If the West should borrow and consume less, and the East should spend and consume more, the breakdown of an effective crisis-solution for the Eurozone has clearly helped. One easy conclusion is that the severity of the current down cycle is helping to solve the problem of Western overconsumption; therefore a major downturn has a major upside. Troubled European policy makers and politicians can rest a little easier.

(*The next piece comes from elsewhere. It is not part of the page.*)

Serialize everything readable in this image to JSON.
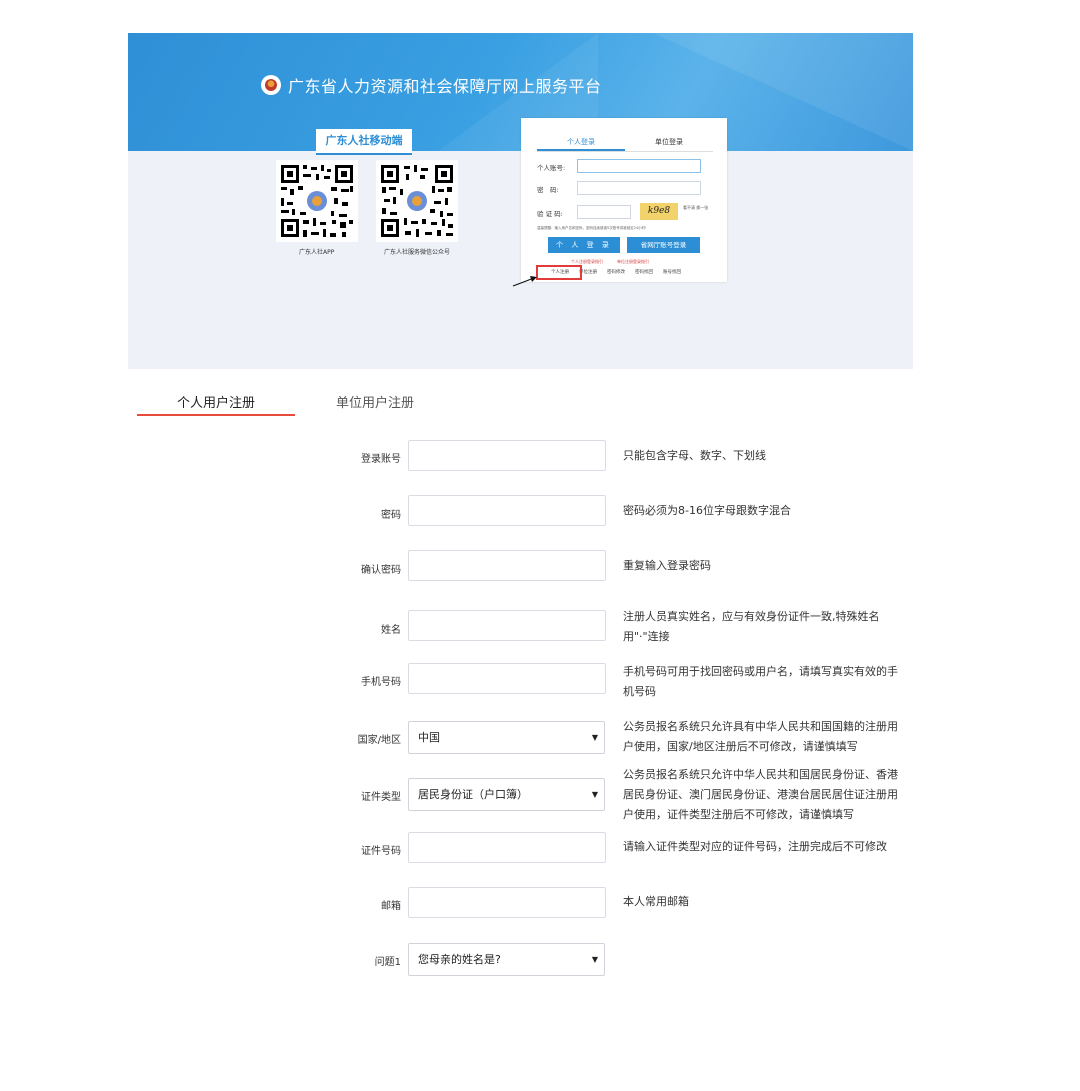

Only a brave person would describe that as a good thing. If there is an orthodoxy in the modern world, it is that less global trade spells more global trouble. “Now is a time… to avoid protectionism” saidPresident Obama in June. The reality is therefore clear: no meaningful solution to the Eurozone crisis will contribute to any significant rebalancing of the world economy, as the inclusion of measures to tackle low growth in the Eurozone will likely also stimulate European consumer sentiment. With global free trade protected that in turn would likely include an increase in European demand for imported consumer goods. Consider the context, according to market research group Finaccord in May: “outstanding consumer debt is a structural feature of many [European] economies and for a lot of individuals it is simply not possible for them to manage without it.”

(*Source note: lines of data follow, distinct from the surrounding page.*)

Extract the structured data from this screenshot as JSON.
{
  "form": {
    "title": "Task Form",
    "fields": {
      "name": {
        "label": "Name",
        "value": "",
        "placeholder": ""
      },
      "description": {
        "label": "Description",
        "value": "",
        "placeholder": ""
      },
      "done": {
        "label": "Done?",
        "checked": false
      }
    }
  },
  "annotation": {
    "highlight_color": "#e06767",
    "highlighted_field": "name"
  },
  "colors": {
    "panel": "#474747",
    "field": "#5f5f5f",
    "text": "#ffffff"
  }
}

A pause for thought. Put two economists in a room and they will provide at least three different answers. There are other scenarios in which a convincing solution to the Eurozone crisis – i.e. answers to the lack of growth – will see short-term import demand based consumption fall as imported goods become relatively more expensive. These scenarios revolve around the future strength of the Euro against other currencies. Here, either or both a weakening of the Euro or Eurozone inflation may occur after any stimulus. Note: according to Eurostat this month inflation is currently under control: “Euro area annual inflation [is] stable at 2.4.”
For future scenarios, much depends on how markets interpret any form of solution to the crisis, for example European debt sharing and possible relaxation of Greek and Spanish austerity. In any solution to the Eurozone crisis, it will be critical whether risk is perceived as having been locked-in, or locked-out, of Europe’s single currency
Back to consumption and debt, along with banking problems, the bedrocks of the crisis. In a recent EUROPP article, Harvard Professor JeffryFrieden summarised our collective Western dilemma: “a decade of debt-financed consumption… [where] borrowing was not associated with increased investment but rather with increased consumption.” He also prescribed a response: “the overriding imperative is to rekindle economic growth. This almost certainly requires stimulative macroeconomic policies.”

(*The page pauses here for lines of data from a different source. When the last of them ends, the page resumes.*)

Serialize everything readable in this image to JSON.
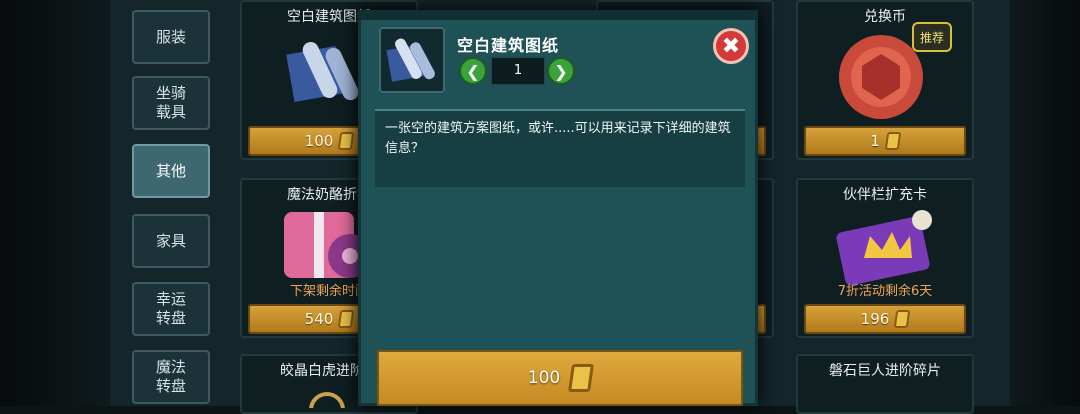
{
  "sidebar": {
    "tabs": [
      {
        "label": "服装"
      },
      {
        "label": "坐骑\n载具"
      },
      {
        "label": "其他",
        "active": true
      },
      {
        "label": "家具"
      },
      {
        "label": "幸运\n转盘"
      },
      {
        "label": "魔法\n转盘"
      }
    ]
  },
  "shop": {
    "items": [
      {
        "title": "空白建筑图纸",
        "price": "100"
      },
      {
        "title": "兑换币",
        "price": "1",
        "badge": "推荐"
      },
      {
        "title": "魔法奶酪折扣",
        "price": "540",
        "promo": "下架剩余时间"
      },
      {
        "title": "伙伴栏扩充卡",
        "price": "196",
        "promo": "7折活动剩余6天"
      },
      {
        "title": "皎晶白虎进阶大"
      },
      {
        "title": "磐石巨人进阶碎片"
      }
    ]
  },
  "modal": {
    "item_name": "空白建筑图纸",
    "quantity": "1",
    "description": "一张空的建筑方案图纸，或许.....可以用来记录下详细的建筑信息？",
    "buy_price": "100",
    "icon": "blueprint-scroll-icon"
  },
  "colors": {
    "accent_gold": "#d6a23a",
    "modal_teal": "#1f5256",
    "close_red": "#d23a3a",
    "arrow_green": "#3aa33c"
  }
}
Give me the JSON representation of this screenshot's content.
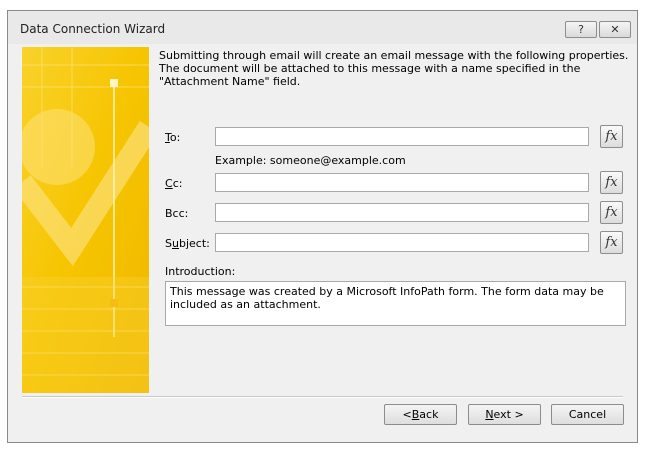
{
  "window": {
    "title": "Data Connection Wizard",
    "help_label": "?",
    "close_label": "✕"
  },
  "description": "Submitting through email will create an email message with the following properties. The document will be attached to this message with a name specified in the \"Attachment Name\" field.",
  "fields": {
    "to": {
      "label_key": "T",
      "label_rest": "o:",
      "value": "",
      "fx": "fx"
    },
    "example": "Example: someone@example.com",
    "cc": {
      "label_key": "C",
      "label_rest": "c:",
      "value": "",
      "fx": "fx"
    },
    "bcc": {
      "label": "Bcc:",
      "value": "",
      "fx": "fx"
    },
    "subject": {
      "label_pre": "S",
      "label_key": "u",
      "label_rest": "bject:",
      "value": "",
      "fx": "fx"
    },
    "introduction": {
      "label": "Introduction:",
      "value": "This message was created by a Microsoft InfoPath form. The form data may be included as an attachment."
    }
  },
  "buttons": {
    "back": {
      "pre": "< ",
      "key": "B",
      "rest": "ack"
    },
    "next": {
      "key": "N",
      "rest": "ext >"
    },
    "cancel": "Cancel"
  },
  "colors": {
    "accent": "#f5c400",
    "window_bg": "#f0f0f0"
  }
}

In other words, with modern economics there is no standing still. We need growth – forward momentum – to avoid going backwards. Regardless of the future implications, there is a direct contradiction between solving the Eurozone crisis, which must happen, and reducing unsustainable aspects of European consumption. That latter task is also imperative, given that Europe’s consumption, based largely on debt, helped cause the Eurozone crisis in the first place.
Deep breath. Perhaps the most immediate answer is a strong cup of tea, albeit one presumably imported and paid for on credit.